Social media companies appear to be tossing away their copies of SPLC’s bogus “hate map.” It took a while, but Facebook finally responded to the April 3 call from MRC President Brent Bozell and numerous other conservative leaders for the platform to cut ties with the Southern Poverty Law Center.
SPLC is a progressive direct mail giant — a lefty hate group that makes gobs of money screaming “Hate Group” at anyone to the right of The World Workers Party. These include mainstream Christian and religious freedom groups. With its fraudulent charges and “hate map,” SPLC has inspired more political violence than any conservative “hate” mongers it’s slandered. Last year, SPLC was forced to settle a $3.375 million lawsuit for falsely labeling a an anti-Islamist Muslim activist an extremist.

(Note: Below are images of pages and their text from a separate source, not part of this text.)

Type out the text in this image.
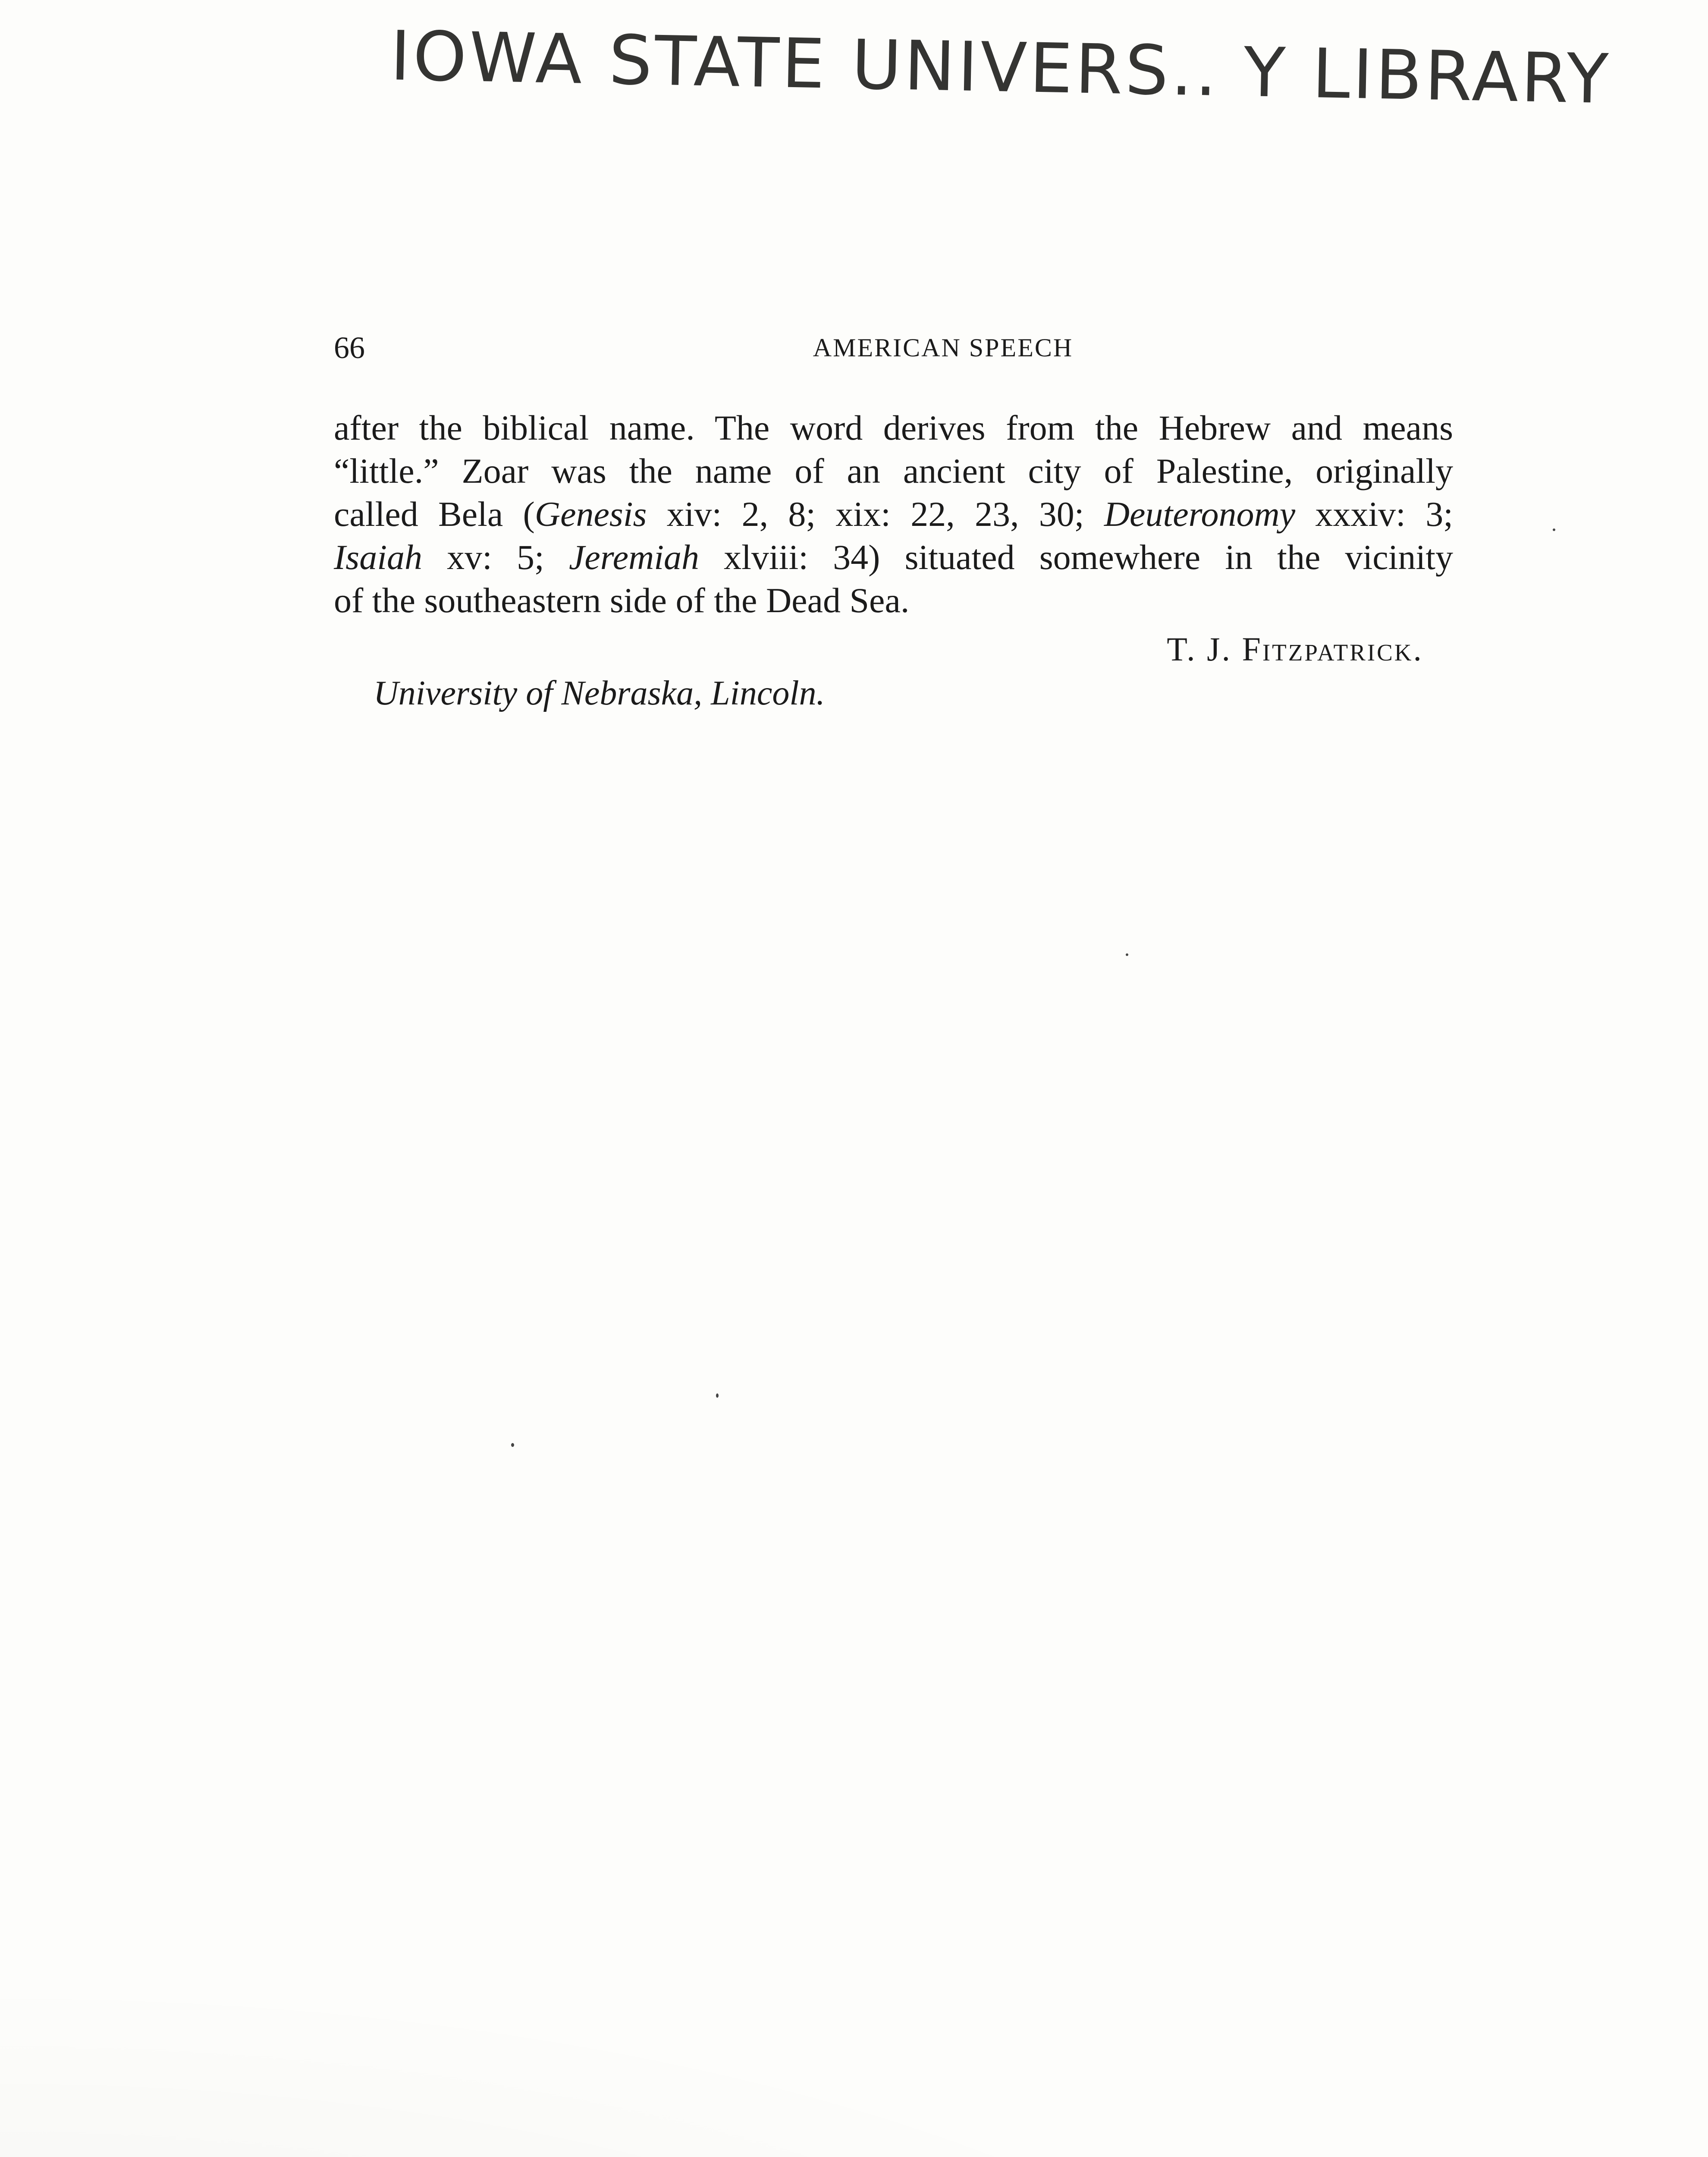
IOWA STATE UNIVERS.. Y LIBRARY
66	AMERICAN SPEECH
after the biblical name. The word derives from the Hebrew and means
“little.” Zoar was the name of an ancient city of Palestine, originally
called Bela (Genesis xiv: 2, 8; xix: 22, 23, 30; Deuteronomy xxxiv: 3;
Isaiah xv: 5; Jeremiah xlviii: 34) situated somewhere in the vicinity
of the southeastern side of the Dead Sea.
T. J. Fitzpatrick.
University of Nebraska, Lincoln.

Despite all that, SPLC has been advising Facebook, Twitter, Google and other social media platforms. But SPLC’s last fig leaf of legitimacy fell away in March with termination of co-founder Morris Dees, resignation of president Richard Cohen and a public statement in which SPLC staffer Bob Moser slammed the organization as a “highly profitable scam” that “never lived up to the values it espoused.”

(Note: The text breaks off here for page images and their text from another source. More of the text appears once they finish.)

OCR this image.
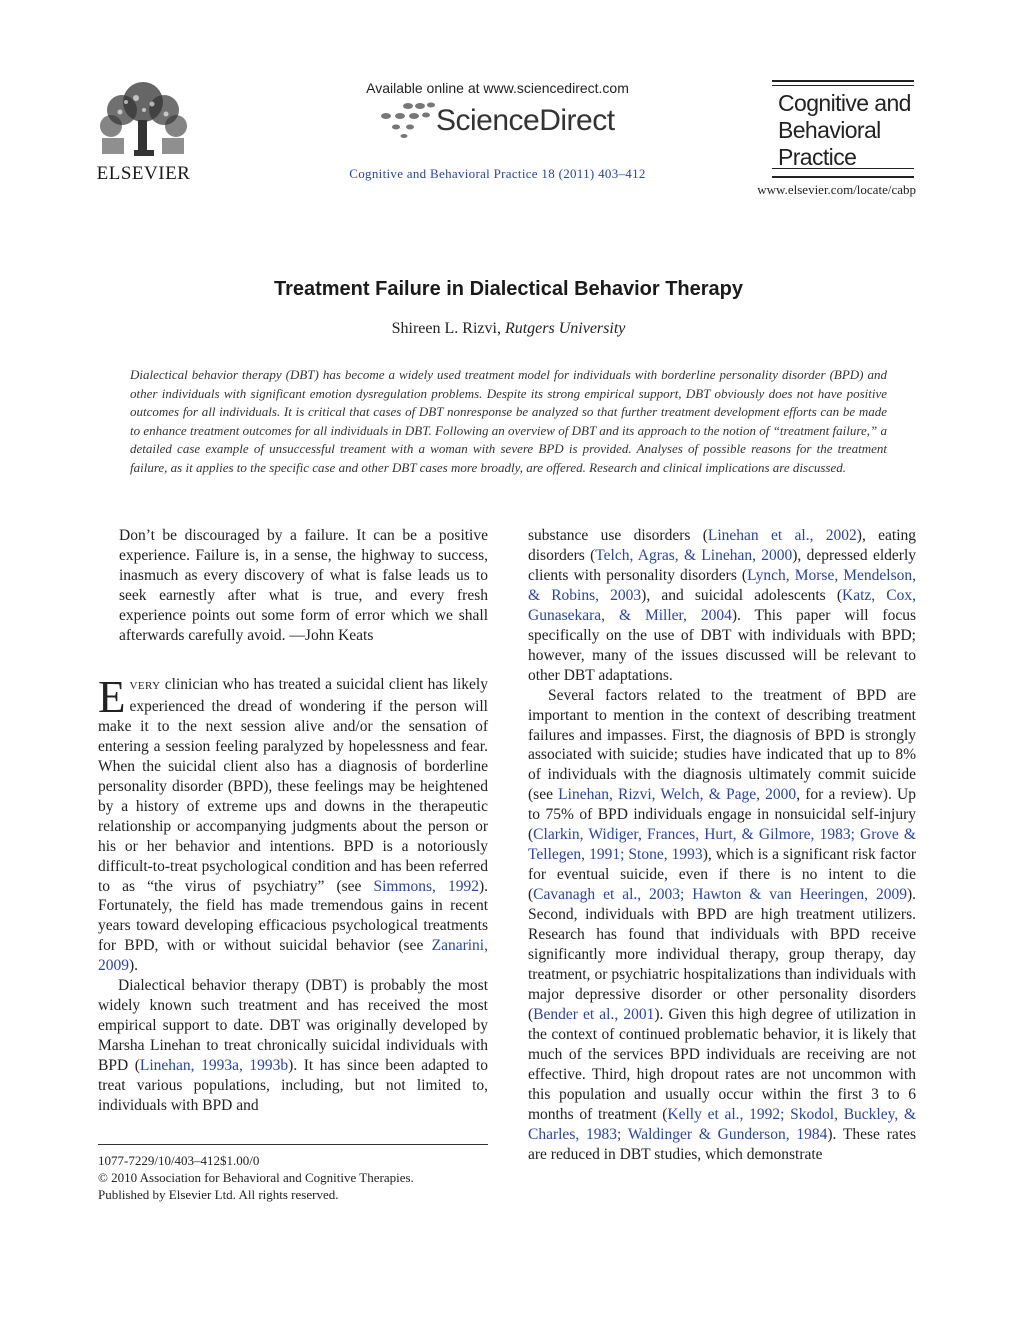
ELSEVIER
Available online at www.sciencedirect.com
ScienceDirect
Cognitive and Behavioral Practice 18 (2011) 403–412
Cognitive and
Behavioral
Practice
www.elsevier.com/locate/cabp
Treatment Failure in Dialectical Behavior Therapy
Shireen L. Rizvi, Rutgers University
Dialectical behavior therapy (DBT) has become a widely used treatment model for individuals with borderline personality disorder (BPD) and other individuals with significant emotion dysregulation problems. Despite its strong empirical support, DBT obviously does not have positive outcomes for all individuals. It is critical that cases of DBT nonresponse be analyzed so that further treatment development efforts can be made to enhance treatment outcomes for all individuals in DBT. Following an overview of DBT and its approach to the notion of “treatment failure,” a detailed case example of unsuccessful treament with a woman with severe BPD is provided. Analyses of possible reasons for the treatment failure, as it applies to the specific case and other DBT cases more broadly, are offered. Research and clinical implications are discussed.
Don’t be discouraged by a failure. It can be a positive experience. Failure is, in a sense, the highway to success, inasmuch as every discovery of what is false leads us to seek earnestly after what is true, and every fresh experience points out some form of error which we shall afterwards carefully avoid. —John Keats

EVERY clinician who has treated a suicidal client has likely experienced the dread of wondering if the person will make it to the next session alive and/or the sensation of entering a session feeling paralyzed by hopelessness and fear. When the suicidal client also has a diagnosis of borderline personality disorder (BPD), these feelings may be heightened by a history of extreme ups and downs in the therapeutic relationship or accompanying judgments about the person or his or her behavior and intentions. BPD is a notoriously difficult-to-treat psychological condition and has been referred to as “the virus of psychiatry” (see Simmons, 1992). Fortunately, the field has made tremendous gains in recent years toward developing efficacious psychological treatments for BPD, with or without suicidal behavior (see Zanarini, 2009).

Dialectical behavior therapy (DBT) is probably the most widely known such treatment and has received the most empirical support to date. DBT was originally developed by Marsha Linehan to treat chronically suicidal individuals with BPD (Linehan, 1993a, 1993b). It has since been adapted to treat various populations, including, but not limited to, individuals with BPD and

substance use disorders (Linehan et al., 2002), eating disorders (Telch, Agras, & Linehan, 2000), depressed elderly clients with personality disorders (Lynch, Morse, Mendelson, & Robins, 2003), and suicidal adolescents (Katz, Cox, Gunasekara, & Miller, 2004). This paper will focus specifically on the use of DBT with individuals with BPD; however, many of the issues discussed will be relevant to other DBT adaptations.

Several factors related to the treatment of BPD are important to mention in the context of describing treatment failures and impasses. First, the diagnosis of BPD is strongly associated with suicide; studies have indicated that up to 8% of individuals with the diagnosis ultimately commit suicide (see Linehan, Rizvi, Welch, & Page, 2000, for a review). Up to 75% of BPD individuals engage in nonsuicidal self-injury (Clarkin, Widiger, Frances, Hurt, & Gilmore, 1983; Grove & Tellegen, 1991; Stone, 1993), which is a significant risk factor for eventual suicide, even if there is no intent to die (Cavanagh et al., 2003; Hawton & van Heeringen, 2009). Second, individuals with BPD are high treatment utilizers. Research has found that individuals with BPD receive significantly more individual therapy, group therapy, day treatment, or psychiatric hospitalizations than individuals with major depressive disorder or other personality disorders (Bender et al., 2001). Given this high degree of utilization in the context of continued problematic behavior, it is likely that much of the services BPD individuals are receiving are not effective. Third, high dropout rates are not uncommon with this population and usually occur within the first 3 to 6 months of treatment (Kelly et al., 1992; Skodol, Buckley, & Charles, 1983; Waldinger & Gunderson, 1984). These rates are reduced in DBT studies, which demonstrate

1077-7229/10/403–412$1.00/0
© 2010 Association for Behavioral and Cognitive Therapies.
Published by Elsevier Ltd. All rights reserved.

Two dozen staffers signed a letter alleging sexual harassment and racial and gender discrimination and SPLC announced it would undergo a “sexism and racism” review by an outside law firm. There was, as Bozell put it in his letter to the tech companies, “no longer any defensible rationale left for an organization to use them as a point of reference or in any advisory capacity.”

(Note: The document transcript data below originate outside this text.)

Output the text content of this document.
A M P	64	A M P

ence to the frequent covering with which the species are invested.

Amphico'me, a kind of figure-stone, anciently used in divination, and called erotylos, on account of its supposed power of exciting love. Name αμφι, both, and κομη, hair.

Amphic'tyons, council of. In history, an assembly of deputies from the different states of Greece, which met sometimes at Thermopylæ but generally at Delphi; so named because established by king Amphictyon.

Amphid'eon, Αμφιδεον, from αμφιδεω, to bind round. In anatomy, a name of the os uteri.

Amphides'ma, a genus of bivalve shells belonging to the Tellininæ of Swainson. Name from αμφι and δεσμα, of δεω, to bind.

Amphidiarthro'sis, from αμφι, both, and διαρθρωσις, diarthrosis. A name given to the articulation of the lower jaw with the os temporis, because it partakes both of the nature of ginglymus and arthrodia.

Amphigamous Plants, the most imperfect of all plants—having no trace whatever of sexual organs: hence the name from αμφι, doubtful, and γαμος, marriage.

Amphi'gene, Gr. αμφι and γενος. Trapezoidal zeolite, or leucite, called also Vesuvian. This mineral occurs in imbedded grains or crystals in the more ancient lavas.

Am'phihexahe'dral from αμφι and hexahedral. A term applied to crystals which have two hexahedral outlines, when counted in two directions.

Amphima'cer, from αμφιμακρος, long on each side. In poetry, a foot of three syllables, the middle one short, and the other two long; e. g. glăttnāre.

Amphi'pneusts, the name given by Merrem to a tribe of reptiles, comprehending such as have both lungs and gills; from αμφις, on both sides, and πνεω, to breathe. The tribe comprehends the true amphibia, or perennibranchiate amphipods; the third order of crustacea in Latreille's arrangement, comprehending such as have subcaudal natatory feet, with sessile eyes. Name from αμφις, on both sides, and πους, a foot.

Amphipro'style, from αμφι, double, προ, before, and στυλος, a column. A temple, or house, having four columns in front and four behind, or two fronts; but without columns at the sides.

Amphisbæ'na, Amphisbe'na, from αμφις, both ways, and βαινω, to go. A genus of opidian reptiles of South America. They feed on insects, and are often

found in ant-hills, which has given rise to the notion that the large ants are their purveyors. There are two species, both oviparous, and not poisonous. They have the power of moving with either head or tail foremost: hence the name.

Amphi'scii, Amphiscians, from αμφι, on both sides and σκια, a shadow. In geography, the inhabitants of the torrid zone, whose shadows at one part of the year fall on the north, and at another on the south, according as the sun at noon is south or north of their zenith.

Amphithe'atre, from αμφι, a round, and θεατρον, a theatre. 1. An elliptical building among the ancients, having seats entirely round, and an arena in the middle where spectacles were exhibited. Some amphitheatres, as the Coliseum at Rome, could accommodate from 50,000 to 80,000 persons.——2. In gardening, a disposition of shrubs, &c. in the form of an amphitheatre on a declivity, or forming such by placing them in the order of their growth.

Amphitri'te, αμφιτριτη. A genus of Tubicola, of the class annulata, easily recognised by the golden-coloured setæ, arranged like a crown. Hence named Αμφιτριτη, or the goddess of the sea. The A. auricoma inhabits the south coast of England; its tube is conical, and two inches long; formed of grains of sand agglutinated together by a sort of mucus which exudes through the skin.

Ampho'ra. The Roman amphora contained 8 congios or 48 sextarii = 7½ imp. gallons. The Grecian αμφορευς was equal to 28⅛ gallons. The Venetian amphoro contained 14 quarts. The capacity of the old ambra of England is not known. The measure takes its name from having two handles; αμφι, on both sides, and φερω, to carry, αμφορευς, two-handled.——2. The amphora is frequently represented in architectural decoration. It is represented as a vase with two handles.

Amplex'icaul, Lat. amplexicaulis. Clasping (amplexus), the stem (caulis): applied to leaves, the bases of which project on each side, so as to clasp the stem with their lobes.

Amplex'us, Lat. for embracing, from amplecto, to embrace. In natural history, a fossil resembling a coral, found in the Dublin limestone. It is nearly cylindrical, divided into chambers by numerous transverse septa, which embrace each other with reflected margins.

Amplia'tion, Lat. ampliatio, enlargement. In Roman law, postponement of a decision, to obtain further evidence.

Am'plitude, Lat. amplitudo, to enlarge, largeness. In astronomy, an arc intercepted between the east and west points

When it finally came, Facebook’s response wasn’t all that illuminating. Facebook’s Josh Althouse emailed this statement to the MRC on April 19:
The SPLC does not sit on our Safety Advisory Board, a group of organizations that we work with on issues related to online safety. We do not have any formal relationship with the SPLC. We speak with numerous organizations across the political spectrum to inform our policies. At the end of the day, we write and enforce our policies on our own, including who we identify as hate organizations and hate figures. These policies are very clearly laid out on our public-facing Community Standards site.
For what it’s worth, this is consistent with the description of the relationship Facebook spokeswoman Ruchika Budhraja gave the Daily Caller last June:
“We have our own process and our processes are different and I think that’s why we get the criticism [from the SPLC], because organizations that are hate organizations by their standards don’t match ours,” Budhraja said.
“That doesn’t mean that we don’t have a process in place, and that definitely doesn’t mean we want the platform to be a place for hate but we aren’t going to map to the SPLC’s list or process,” she said.
It’s also very much like the language Twitter used earlier in the month: “The SPLC is not a member of Twitter’s Trust and Safety Council or a partner the company has worked with recently.”
Certainly not a full-throated condemnation of SPLC (the kind it has itself traded in and grown fat off for so many years), but given the media’s long-time reluctance to abandon the left-wing hate group, it’s a start.